Let me say that I am no great supporter of the Chief Rabbinate. In recent years it has increasingly become plagued by scandal and sleaze and is now regarded as a plaything for the haredim rather than an institution providing spiritual leadership to the nation.
But was Rabbi Metzger's act of "moral perdition" in receiving discounted hotel accommodation in any way inconsistent with the behavior of most public officials and cabinet ministers? Had Metzger been offered reciprocal under-the-table favors by agreeing for example, to impose less stringent kashrut supervision in return for discounted accommodation, that certainly would have warranted prosecution. Yet the only evidence of a reciprocal benefit was a pathetic hint that one rabbi may have obtained a job of supervising the milking of cows by video! The whole affair is something out of Chelm and Mazuz makes a fool of himself by behaving in this manner.
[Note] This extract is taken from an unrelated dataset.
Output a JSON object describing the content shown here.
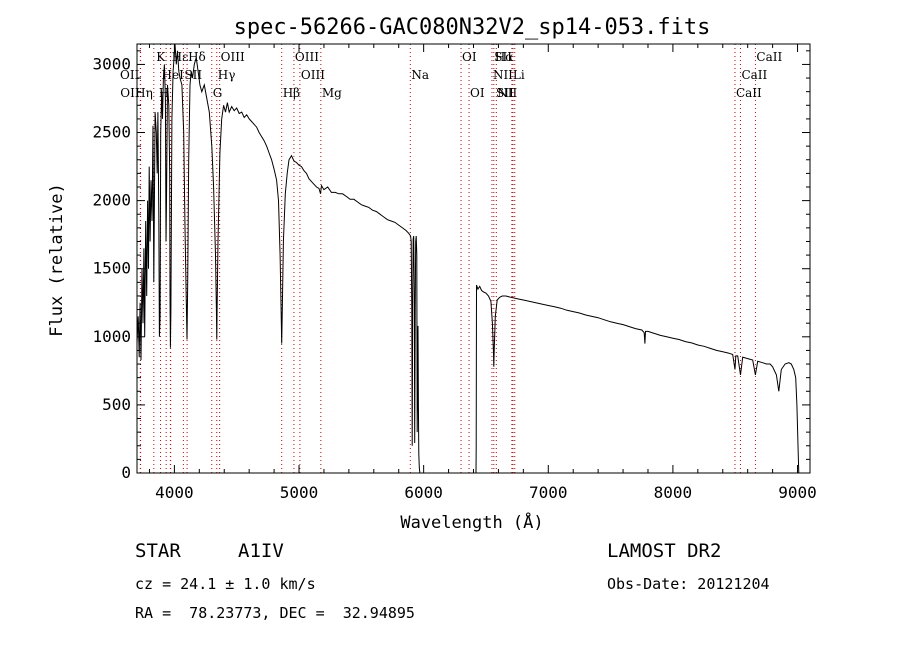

MORE WORRYING is that Mazuz takes upon himself the mantle of both judge and prosecutor. He publicly concedes that he has insufficient evidence for an indictment against Metzger and closes the investigation. But he then proceeds to pontificate that the chief rabbi's behavior, renders him unfit to continue in his role, and calls on him to resign. Mazuz seems to have lost the plot. His role is to indict or not indict. When an attorney-general arrogates to himself the role of imposing sanctions on citizens - without giving them the opportunity to defend themselves or prove their innocence in court - that not only assumes guilt before conviction, It effectively abrogates the rule of law.
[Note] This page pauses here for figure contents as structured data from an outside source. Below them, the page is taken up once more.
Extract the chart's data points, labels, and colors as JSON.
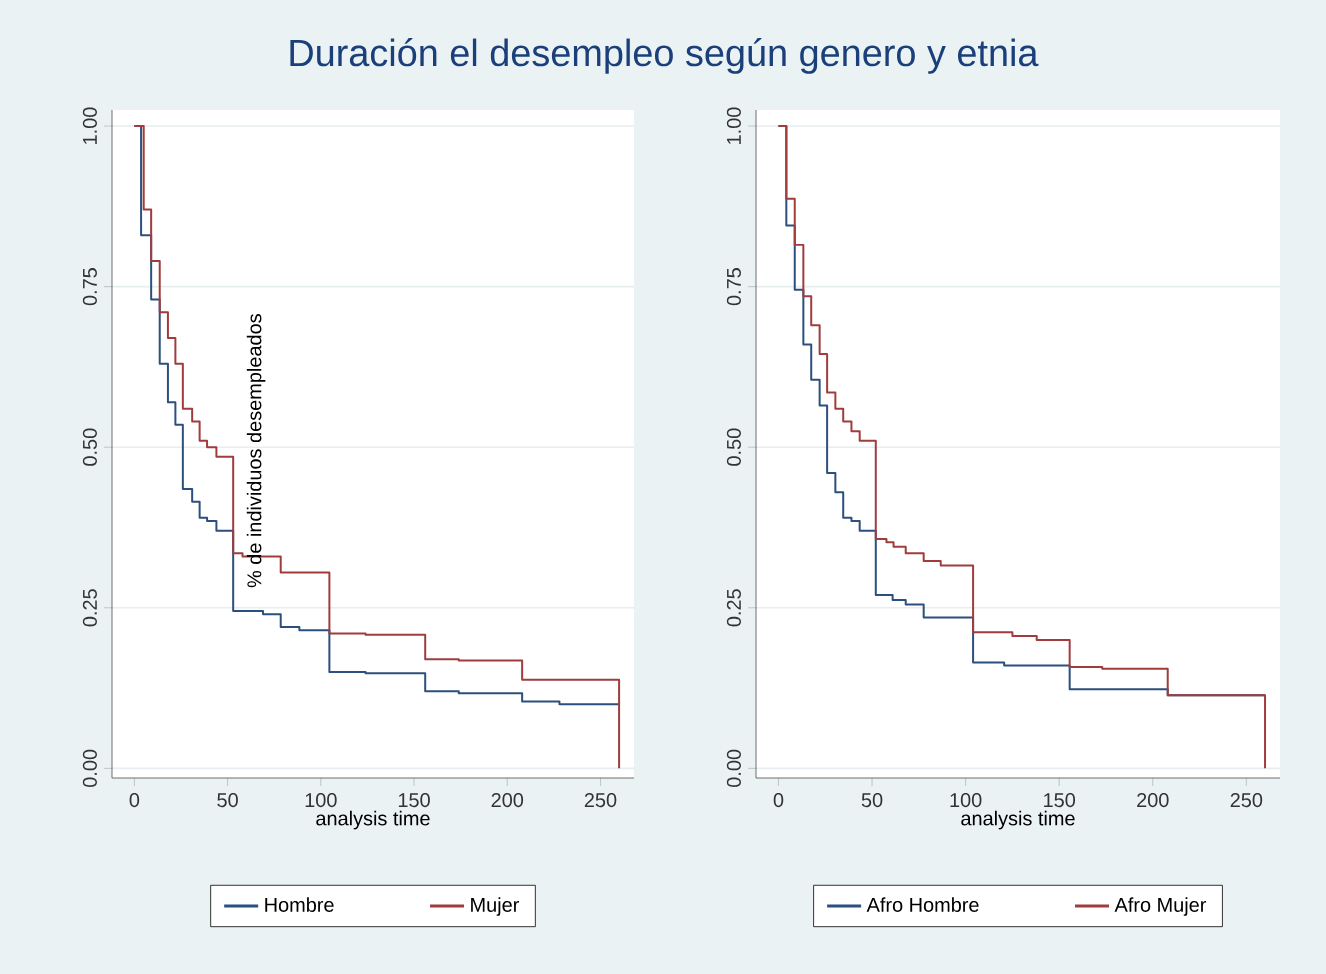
{
  "chart_data": [
    {
      "type": "step",
      "title": "Duración el desempleo según genero y etnia",
      "xlabel": "analysis time",
      "ylabel": "% de individuos desempleados",
      "xlim": [
        -12,
        268
      ],
      "ylim": [
        -0.015,
        1.025
      ],
      "xticks": [
        0,
        50,
        100,
        150,
        200,
        250
      ],
      "yticks": [
        {
          "value": 0,
          "label": "0.00"
        },
        {
          "value": 0.25,
          "label": "0.25"
        },
        {
          "value": 0.5,
          "label": "0.50"
        },
        {
          "value": 0.75,
          "label": "0.75"
        },
        {
          "value": 1,
          "label": "1.00"
        }
      ],
      "grid": "y",
      "legend": "bottom",
      "series": [
        {
          "name": "Hombre",
          "color": "#2b4f7e",
          "x": [
            0,
            3.6,
            9,
            13.6,
            18,
            22,
            26,
            31,
            35,
            39,
            44,
            53,
            69,
            78.5,
            88.5,
            104.6,
            124,
            156,
            174,
            208,
            228,
            260
          ],
          "values": [
            1,
            0.83,
            0.73,
            0.63,
            0.57,
            0.535,
            0.435,
            0.415,
            0.39,
            0.385,
            0.37,
            0.245,
            0.24,
            0.22,
            0.215,
            0.15,
            0.148,
            0.12,
            0.117,
            0.104,
            0.1,
            0.1
          ]
        },
        {
          "name": "Mujer",
          "color": "#a03c3c",
          "x": [
            0,
            5,
            9,
            13.6,
            18,
            22,
            26,
            31,
            35,
            39,
            44,
            53,
            58,
            78.5,
            104.6,
            124,
            156,
            174,
            208,
            260
          ],
          "values": [
            1,
            0.87,
            0.79,
            0.71,
            0.67,
            0.63,
            0.56,
            0.54,
            0.51,
            0.5,
            0.485,
            0.335,
            0.33,
            0.305,
            0.21,
            0.208,
            0.17,
            0.168,
            0.138,
            0
          ]
        }
      ]
    },
    {
      "type": "step",
      "xlabel": "analysis time",
      "xlim": [
        -12,
        268
      ],
      "ylim": [
        -0.015,
        1.025
      ],
      "xticks": [
        0,
        50,
        100,
        150,
        200,
        250
      ],
      "yticks": [
        {
          "value": 0,
          "label": "0.00"
        },
        {
          "value": 0.25,
          "label": "0.25"
        },
        {
          "value": 0.5,
          "label": "0.50"
        },
        {
          "value": 0.75,
          "label": "0.75"
        },
        {
          "value": 1,
          "label": "1.00"
        }
      ],
      "grid": "y",
      "legend": "bottom",
      "series": [
        {
          "name": "Afro Hombre",
          "color": "#2b4f7e",
          "x": [
            0,
            4.2,
            8.7,
            13.3,
            17.5,
            22,
            26,
            30.4,
            34.6,
            39,
            43.4,
            52,
            61,
            68,
            77.6,
            104,
            120.6,
            155.6,
            208,
            260
          ],
          "values": [
            1,
            0.845,
            0.745,
            0.66,
            0.605,
            0.565,
            0.46,
            0.43,
            0.39,
            0.385,
            0.37,
            0.27,
            0.262,
            0.255,
            0.235,
            0.165,
            0.16,
            0.123,
            0.114,
            0.114
          ]
        },
        {
          "name": "Afro Mujer",
          "color": "#a03c3c",
          "x": [
            0,
            4.2,
            8.7,
            13.3,
            17.5,
            22,
            26,
            30.4,
            34.6,
            39,
            43.4,
            52,
            57.7,
            61.5,
            68,
            77.6,
            86.7,
            104,
            125,
            138,
            155.6,
            173,
            208,
            260
          ],
          "values": [
            1,
            0.887,
            0.815,
            0.735,
            0.69,
            0.645,
            0.585,
            0.56,
            0.54,
            0.525,
            0.51,
            0.357,
            0.352,
            0.345,
            0.335,
            0.323,
            0.316,
            0.212,
            0.206,
            0.2,
            0.158,
            0.155,
            0.114,
            0
          ]
        }
      ]
    }
  ]
}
Paradoxically, Mazuz came to a similar conclusion about Ariel Sharon as he did with Metzger when he announced that there was insufficient evidence to warrant the prime minister's prosecution. He would never have dared suggest that the prime minister should stand down. The double standard applied by Mazuz shrieks to high heaven.
None of this suggests that the behavior of Rabbi Metzger or Nomi Blumenthal should be sanctioned. On the contrary, if they acted improperly they should be reprimanded or prosecuted. But the small fry should not be made the scapegoats for a rotten system that needs to be cleansed from the top.
That applies even more so at a time when there has been so much odium in relation to alleged improprieties by some of our leading politicians, including former prime ministers and a former president. Contrast the "crimes" committed by Metzger and Blumenthal to the recent exposure by the state comptroller of the obscene misappropriation of millions of shekels from public funds by the senior management of the Bank of Israel.
Ehud Olmert, soon to be prime minister, has the opportunity of opening a new chapter. He can reintroduce collective cabinet responsibility and impose genuine transparency on its members. He can reverse the banana-republic atmosphere where the civil service is politicized and subject to cronyism, and when even critical diplomatic posts are frequently filled by mediocrities rather than by persons of merit.
If the benchmark of corruption in Israel amounted to minor improprieties such as providing overnight hotel freebies or accepting discounted accommodation rates, we might be angered by the shenanigans of the perpetrators. But we would surely sleep better than we do now, being aware of the infinitely more serious levels of corruption that take place at the highest levels of the nation.
The sad truth is that until leading members of the establishment who indulge in improprieties are prosecuted, or the electoral system is amended to enable voters to punish those who exploit the public system for personal gain, nothing will change.
The writer chairs the Diaspora-Israel relations committee of the Jerusalem Center for Public Affairs, and is a veteran Jewish international leader.